Поиски

Данила Вереск
Никогда он не был еще так близко к своей цели. Минуя молчаливые внутренности пространства, бархатные жабры времени и эпилептически мерцающие созвездия, никогда он не был так близко к своей цели. Сколько раз, поправ реальность, ступая на бесноватую красноту пыли, на упругие хоботки растений, сочащихся янтарной кровью на изломе, сколько раз, всхлипывая подошвами скафандра в блестящей жижице нефтяного болотца,  сколько раз, бережно протирая запотевший гермошлем, вглядывался в полыхающие малахитовым пульсом небеса, понимая, что это не то место,  здесь нет того, что он ищет. И терялся среди малиновой опухоли облаков, вверченных бережно в горизонт, след молниеносного шаттла, в котором сидел человек, решивший, во чтобы то ни стало, найти рай.

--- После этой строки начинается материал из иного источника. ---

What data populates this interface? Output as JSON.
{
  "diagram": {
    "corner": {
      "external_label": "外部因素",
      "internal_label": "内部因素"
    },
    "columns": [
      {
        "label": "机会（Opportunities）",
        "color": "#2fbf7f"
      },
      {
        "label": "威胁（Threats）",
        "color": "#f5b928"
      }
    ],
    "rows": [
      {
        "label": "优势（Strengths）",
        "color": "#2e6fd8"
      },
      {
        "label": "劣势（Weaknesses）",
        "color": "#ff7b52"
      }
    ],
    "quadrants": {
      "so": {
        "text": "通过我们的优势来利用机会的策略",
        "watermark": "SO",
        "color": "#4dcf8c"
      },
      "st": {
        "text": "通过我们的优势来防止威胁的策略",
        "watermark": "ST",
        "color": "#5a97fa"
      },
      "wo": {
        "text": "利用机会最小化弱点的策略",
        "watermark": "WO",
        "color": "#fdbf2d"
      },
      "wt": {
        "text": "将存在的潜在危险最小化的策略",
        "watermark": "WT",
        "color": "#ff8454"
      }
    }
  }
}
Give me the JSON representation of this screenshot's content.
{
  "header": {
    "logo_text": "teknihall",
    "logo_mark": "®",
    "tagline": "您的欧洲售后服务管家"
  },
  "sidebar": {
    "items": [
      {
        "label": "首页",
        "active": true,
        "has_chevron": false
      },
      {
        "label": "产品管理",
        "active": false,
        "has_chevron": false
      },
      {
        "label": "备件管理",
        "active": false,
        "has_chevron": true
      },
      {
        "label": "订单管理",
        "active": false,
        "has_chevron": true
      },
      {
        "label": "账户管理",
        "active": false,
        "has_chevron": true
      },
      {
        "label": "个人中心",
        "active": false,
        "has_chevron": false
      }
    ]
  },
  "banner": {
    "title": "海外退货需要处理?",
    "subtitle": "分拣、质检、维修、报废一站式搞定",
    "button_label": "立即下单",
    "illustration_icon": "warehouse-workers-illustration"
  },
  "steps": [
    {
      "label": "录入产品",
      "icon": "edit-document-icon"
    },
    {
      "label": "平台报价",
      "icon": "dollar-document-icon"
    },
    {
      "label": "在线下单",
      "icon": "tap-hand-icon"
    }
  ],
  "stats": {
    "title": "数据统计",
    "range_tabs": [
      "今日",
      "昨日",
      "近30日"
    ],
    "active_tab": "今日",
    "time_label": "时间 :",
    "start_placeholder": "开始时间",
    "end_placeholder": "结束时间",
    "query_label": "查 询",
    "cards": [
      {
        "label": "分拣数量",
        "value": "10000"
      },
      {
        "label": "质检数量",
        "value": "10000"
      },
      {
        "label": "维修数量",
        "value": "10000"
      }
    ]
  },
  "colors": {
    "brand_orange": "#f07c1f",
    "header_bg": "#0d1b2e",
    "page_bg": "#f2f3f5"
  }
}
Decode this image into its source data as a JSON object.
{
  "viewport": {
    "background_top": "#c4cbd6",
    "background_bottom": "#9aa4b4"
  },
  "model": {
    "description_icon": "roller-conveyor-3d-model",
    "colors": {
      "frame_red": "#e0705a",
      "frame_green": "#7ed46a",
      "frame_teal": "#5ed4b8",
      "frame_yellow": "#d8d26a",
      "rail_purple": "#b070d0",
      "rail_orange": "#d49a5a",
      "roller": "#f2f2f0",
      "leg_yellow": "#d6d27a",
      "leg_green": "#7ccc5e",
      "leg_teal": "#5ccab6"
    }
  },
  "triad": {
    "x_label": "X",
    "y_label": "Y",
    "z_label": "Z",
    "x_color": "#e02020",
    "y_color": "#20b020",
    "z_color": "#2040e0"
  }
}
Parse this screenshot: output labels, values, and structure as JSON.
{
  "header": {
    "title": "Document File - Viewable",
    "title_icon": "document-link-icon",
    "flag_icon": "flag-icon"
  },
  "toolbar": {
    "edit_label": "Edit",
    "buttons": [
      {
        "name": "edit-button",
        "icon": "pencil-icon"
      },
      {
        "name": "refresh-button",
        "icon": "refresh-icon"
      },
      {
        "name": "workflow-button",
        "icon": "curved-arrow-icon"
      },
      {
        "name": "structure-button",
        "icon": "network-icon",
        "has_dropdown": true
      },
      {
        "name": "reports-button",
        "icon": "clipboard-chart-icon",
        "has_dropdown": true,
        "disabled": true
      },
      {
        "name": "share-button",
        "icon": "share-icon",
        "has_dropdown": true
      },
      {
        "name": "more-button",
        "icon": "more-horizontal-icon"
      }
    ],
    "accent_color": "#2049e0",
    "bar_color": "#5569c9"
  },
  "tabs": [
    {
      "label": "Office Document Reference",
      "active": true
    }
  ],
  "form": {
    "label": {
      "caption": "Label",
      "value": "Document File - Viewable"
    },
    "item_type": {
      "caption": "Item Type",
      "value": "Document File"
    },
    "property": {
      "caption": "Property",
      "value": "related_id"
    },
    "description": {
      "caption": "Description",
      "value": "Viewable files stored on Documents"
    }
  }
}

  Вот это место. Планета, затерянная за поясами астероидов, укрытая ними, будто вялотекущей рекой, отринутая от своей системы, в самом уголке глаза. Преодолев последний рубеж ступит вновь нога на землю, и окутает ее густой туман, а потом и его самого, но никакой, даже самый яркий фонарь, не разгонит перешептывающееся молоко, с любопытством пародирующего фигуру пришельца. Шлем же покроется неуютной сыростью, и слезинки влаги покатятся дугой к серебристому воротнику. Космонавт упадет в отчаянье, накрывшись мгновенно белесой кисеей, у подножия своего корабля, забьется тревожно его сердце, перепадами напоминая, чего стоит продление жизни фармакологическими средствами, пусть и ради такого невинного занятия, как желание поговорить с близкими людьми не посредством памяти, а лично. Воздух внутри стеклянного пузыря стянется узлом, катастрофически запищит датчик, полыхая красноватым зрачком, и он стянет матовый аксессуар со своих плеч, отстегнет его, вдыхая жадно этот туман, и тут же окружат его знакомые лица, участливо присевшие рядом, отгоняющие щупальца аморфной неизбежности, столь похожей на забвение. Он успеет услышать какие-то слова,  увидеть знакомые улыбки, растерянные, но родные. А потом, преисполнившись благодати от доведенной до финишной черты цели, раздастся в его груди отчаянный всхлип, расколется скорлупка, хрустальная оболочка, держащая в плену душу, увязшую в мышечном корсете самого неспокойного из органов, вскрикнет тишина, только волны белизны мягко разбиваются о покатые крылья механического чудовища, мирно спящего в этой шаровидной колбе, полной колыхающегося нечто, принятого за все.
 
  Закончится полет. Он проснется в своей кровати. Недоуменно посмотрит в окно, за которым пускает дым, в рассветное небо, труба завода. Какая-то мысль прошмыгнет, о логике всего этого марева, будто и не случившегося, ведь если умирать здесь, то попадаешь туда, а если наоборот, то маршрут неизбежен в обратном направлении. Стоило ли тратить всю жизнь на бесконечное путешествие, если можно было так, по привычке, в один конец. Но эта торчащая в квадрате окна труба, грубая геометрия виднеющегося жилого массива, чириканье воробьев, гулкий топот соседей сверху, все это повернется к нему, на миг, сбросив маску анонимности, материи, вещества, и раздастся в мозгу голос, с оловянным отливом: «Стоило». Повернувшись к стене, он зевнет и, подтянув одеяло к подбородку, в который раз отправится на поиски этой планеты, что люди кичливо зовут раем.